The NYU Institute of Fine Arts presents
The Daniel H. Silberberg Lecture Series
Jennifer Stager (Johns Hopkins)
Wednesday, March 22, 2023 at 6:00pm
The James B. Duke House
1 East 78th Street, New York, NY 10075
and via Zoom
This event is free and open to the public, but an RSVP is required.
RSVP for in-person attendance | RSVP for virtual attendance
Ancient Greek philosophers sought to understand the phenomenon of color as an index of the visible world, explorations shaped by the ubiquity of material colors used by ancient artists to craft art and architecture in many different materials and media. Such colors demanded regular maintenance and care, acts of engagement far beyond the initial moment of artistic production. Making with material colors also required a complex supply chain involving the labor of many different people, often including enslaved people working in mines and artists’ workshops. Focus on materials and color rather than primarily shape and form in the study of the art of Mediterranean antiquity brings these expanded temporalities of making to the fore, both the labor that precedes making and that which persists after an object’s initial production. In turn, this shifts our attention from the named individual artist who has been at the methodological center for much of art history to the distributed and collective work of making and maintaining art. Reproductive technologies are a component of this collective work in their capacity to expand access to, circulate, and forge memories of images. Reproductions have also often selected for shape and form rather than the material particularity of colors. At other times, however, reproductions have been critical spaces for adding back colors to offer new forms of materialization and to craft new sensorial experiences. Accounting for colors, thus, opens up a series of connected theoretical questions about labor, time, collectivity, and care that inflect how we make sense of the world.

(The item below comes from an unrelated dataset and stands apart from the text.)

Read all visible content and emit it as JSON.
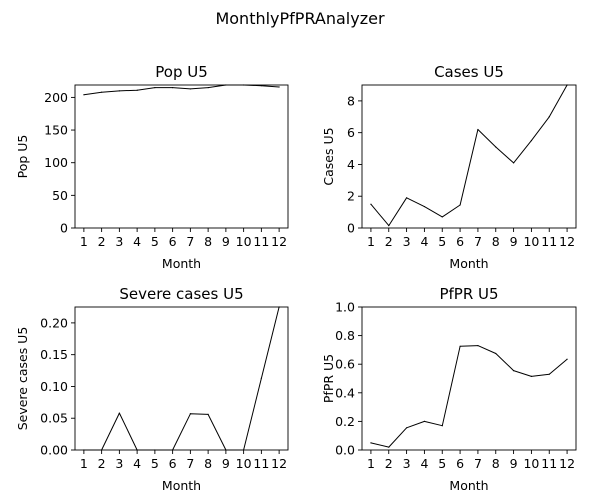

Jennifer Stager is a writer and art historian in the Department of History of Art at Johns Hopkins University. She is the author of Seeing Color in Classical Art: Theory, Practice, and Reception from Antiquity to the Present (2022) and, with Leila Easa, Public Feminism in Times of Crisis: From Sappho’s Fragments to Viral Hashtags (2022).
The program will be presented onsite at the James B. Duke House and live-streamed to those who join us by Zoom. Zoom details will be available upon registration for virtual attendees. All in-person attendees must be in compliance with NYU's COVID-19 vaccination requirements (fully vaccinated and boosted, once eligible and by NYU's deadline) and be prepared to present proof of compliance. Please review the University's COVID guidelines in advance of your visit.